31Il n'existe pas de domaine où les hommes aient adopté des attitudes aussi changeantes qu'à l'égard de la nature. Ils l'ont longtemps appréhendée comme un grand tout dont ils faisaient partie, un ensemble redoutable par bien de ses aspects, mais sans lequel ils n'auraient pas existé ; les Grecs ne pouvaient, de la sorte, considérer la phusis comme quelque chose qui leur était étranger – ils en faisaient partie et lui portaient une déférence toute religieuse.

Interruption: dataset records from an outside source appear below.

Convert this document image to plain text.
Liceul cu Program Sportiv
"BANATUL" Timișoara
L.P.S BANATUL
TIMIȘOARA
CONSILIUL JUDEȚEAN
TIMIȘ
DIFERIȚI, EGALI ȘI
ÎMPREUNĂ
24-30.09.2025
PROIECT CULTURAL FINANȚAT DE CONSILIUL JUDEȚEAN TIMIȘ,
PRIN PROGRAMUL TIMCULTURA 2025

32A partir de Galilée et de Descartes, la nature devient ce qui s'oppose à la pensée. Elle est extérieure à l'homme, qui a le droit de l'utiliser sans limite à son profit. Laïcisée, elle est perçue comme un domaine à conquérir. C'est la conception qui domine durant la modernité.
33On découvre aujourd'hui les limites des milieux, leur fragilité et les dangers que fait naître leur surexploitation. Une prise de conscience écologique en résulte, qui nous réintègre à la nature et nous rend responsable de son devenir. Un chapitre essentiel de la géographie culturelle est consacré à ce tournant, comme en témoignent, entre autres, le développement de la mésologie d'Augustin Berque (2000 ; 2018).
34Mais la nature n'a jamais été seulement cet extérieur que l'on peut utiliser et peupler sans souci. Elle est faite d'environnements variés et changeants, dont certains sont menaçants et terrifiants alors que d'autres invitent à la marche, à la course, à l'escalade, ou à la nage, se prêtent à la détente ou à la joie de sentir l'air courir sur la peau et le soleil réchauffer le corps. Toute un chapitre de la discipline se consacre donc aujourd'hui à ces usages de la nature, à la manière dont on la vit dans un jardin, dans un parc public, en montagne, sur la plage, en pique-niquant (Barthe, 2008), en faisant du trekking ou en pratiquant des sports de glisse…
35La géographie humaine ne s'intéressait guère au corps des hommes. Elle le considérait comme un système homéostatique dont l'entretien et le fonctionnement exigeaient la consommation d'une certaine quantité d'air (un mètre cube par heure), d'eau (très variable selon les conditions météorologiques et les activités) et de nutriments (autour de 2 000 calories/jour pour le simple entretien de l'organisme, 6 000 et même plus lorsque l'activité est intense). Elle s'intéressait essentiellement aux activités productives, c’est-à-dire aux adultes et surtout aux hommes. Elle s'adressait à un public intellectuel, et sous sa forme scolaire, aux enfants et aux adolescents.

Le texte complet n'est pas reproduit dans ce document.